Rain gardens, like the one installed near Jackson Square, have numerous benefits to urban areas.
As cities grow and replace forest land, increased stormwater runoff from impervious surfaces becomes a problem. Stormwater runoff from developed areas increases flooding, carries pollutants from city streets, and lawns into local creeks and lakes, and can lead to costly stormwater treatment structures.
By reducing stormwater runoff, rain gardens are becoming a popular choice to reduce pollutant footprints. Although an individual rain garden may seem small, collectively they produce substantial community and environmental benefits:
Increases the amount of water that infiltrates back into the ground.
Help protect communities from flooding and drainage problems;
Help protect creeks and lakes from pollutants carried by urban stormwater like fertilizers, pesticides, oil, grease, and other substances that wash off the streets and rooftops.

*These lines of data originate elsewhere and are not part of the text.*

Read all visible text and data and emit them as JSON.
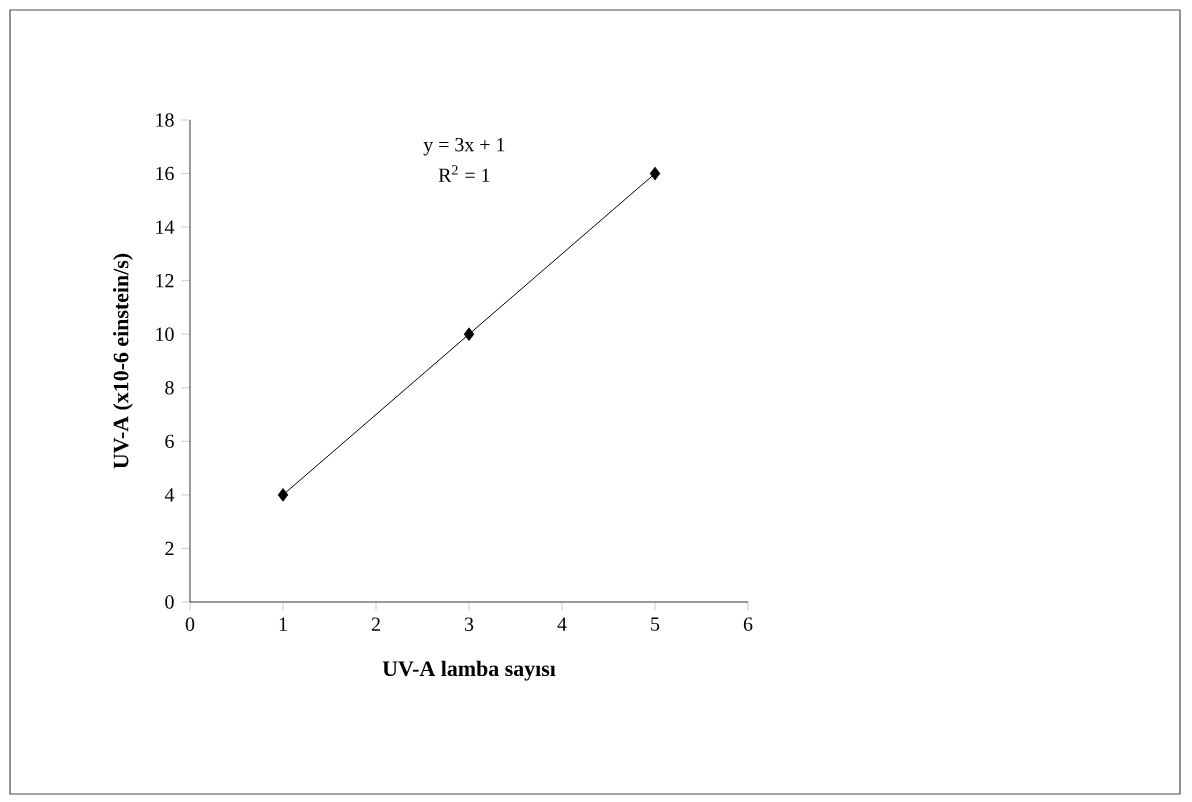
{
  "chart_data": {
    "type": "scatter",
    "xlabel": "UV-A lamba sayısı",
    "ylabel": "UV-A (x10-6 einstein/s)",
    "xlim": [
      0,
      6
    ],
    "xticks": [
      0,
      1,
      2,
      3,
      4,
      5,
      6
    ],
    "ylim": [
      0,
      18
    ],
    "yticks": [
      0,
      2,
      4,
      6,
      8,
      10,
      12,
      14,
      16,
      18
    ],
    "grid": false,
    "marker": "diamond",
    "annotations": [
      "y = 3x + 1",
      "R$^{2}$ = 1"
    ],
    "series": [
      {
        "color": "#000000",
        "x": [
          1,
          3,
          5
        ],
        "values": [
          4,
          10,
          16
        ]
      },
      {
        "type": "line",
        "color": "#000000",
        "marker": "none",
        "line_style": "solid",
        "x": [
          1,
          5
        ],
        "values": [
          4,
          16
        ]
      }
    ]
  }
}
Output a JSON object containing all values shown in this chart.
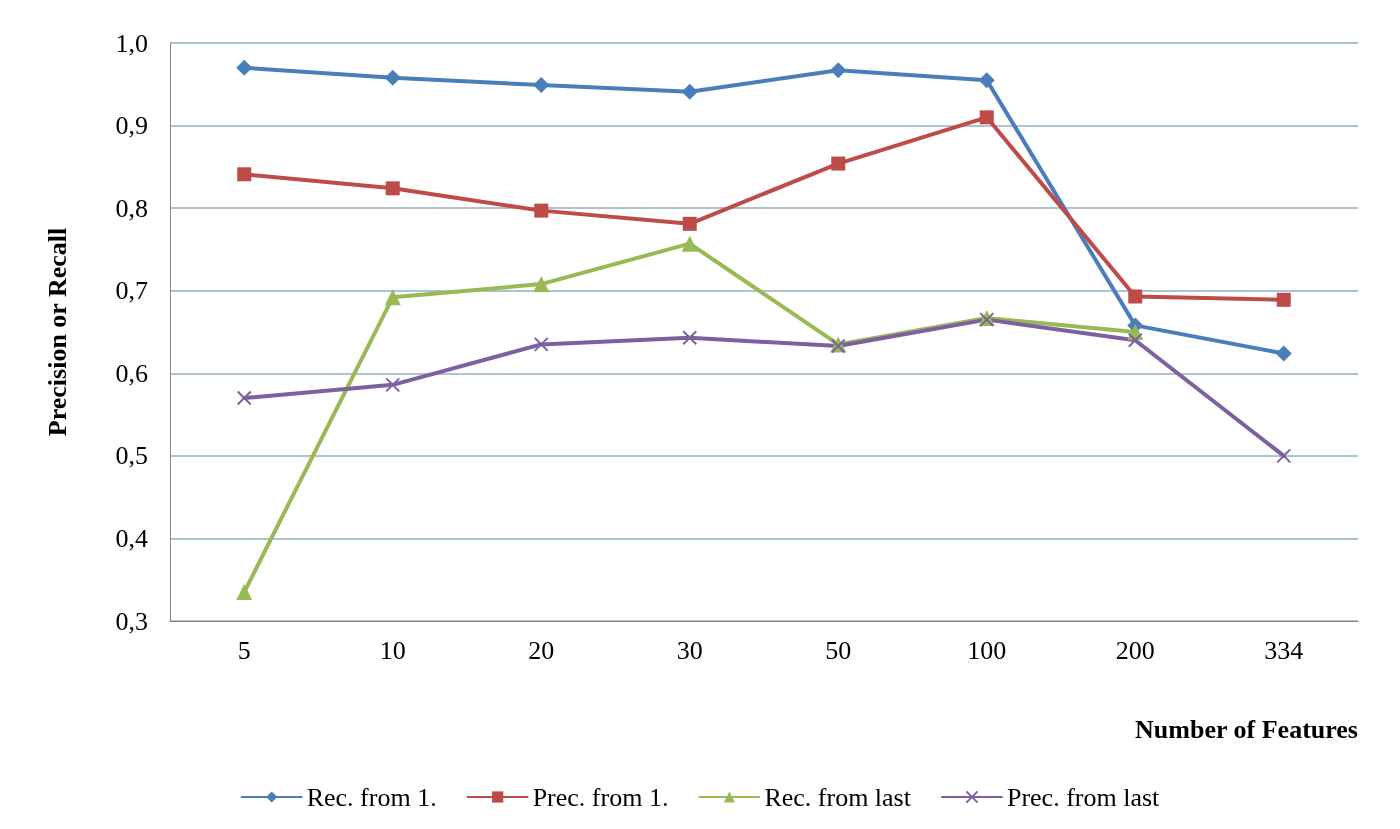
{
  "chart_data": {
    "type": "line",
    "xlabel": "Number of Features",
    "ylabel": "Precision or Recall",
    "categories": [
      "5",
      "10",
      "20",
      "30",
      "50",
      "100",
      "200",
      "334"
    ],
    "series": [
      {
        "name": "Rec. from 1.",
        "color": "#4a7ebb",
        "marker": "diamond",
        "values": [
          0.97,
          0.958,
          0.949,
          0.941,
          0.967,
          0.955,
          0.658,
          0.624
        ]
      },
      {
        "name": "Prec. from 1.",
        "color": "#be4b48",
        "marker": "square",
        "values": [
          0.841,
          0.824,
          0.797,
          0.781,
          0.854,
          0.91,
          0.693,
          0.689
        ]
      },
      {
        "name": "Rec. from last",
        "color": "#98b954",
        "marker": "triangle",
        "values": [
          0.335,
          0.692,
          0.708,
          0.757,
          0.635,
          0.667,
          0.65,
          null
        ]
      },
      {
        "name": "Prec. from last",
        "color": "#7d60a0",
        "marker": "cross",
        "values": [
          0.57,
          0.586,
          0.635,
          0.643,
          0.633,
          0.665,
          0.64,
          0.5
        ]
      }
    ],
    "ylim": [
      0.3,
      1.0
    ],
    "yticks": [
      {
        "value": 0.3,
        "label": "0,3"
      },
      {
        "value": 0.4,
        "label": "0,4"
      },
      {
        "value": 0.5,
        "label": "0,5"
      },
      {
        "value": 0.6,
        "label": "0,6"
      },
      {
        "value": 0.7,
        "label": "0,7"
      },
      {
        "value": 0.8,
        "label": "0,8"
      },
      {
        "value": 0.9,
        "label": "0,9"
      },
      {
        "value": 1.0,
        "label": "1,0"
      }
    ],
    "grid": "y",
    "legend": "bottom",
    "line_style": "solid"
  }
}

Enhance the beauty of the area with plants and flowers.
Provide habitat for insects, pollinators, and birds.
Jackson Square Rain Garden:
Before the rain garden was installed the corner consisted of only impervious surfaces.
The City of Oak Ridge Public Works crews worked hard to install a small sitting area with permeable pavers and benches, while the Healthy Waters crew and volunteers installed native rain garden plants.
You can check out the finished rain garden, permeable pavers, and benches at Jackson Square!!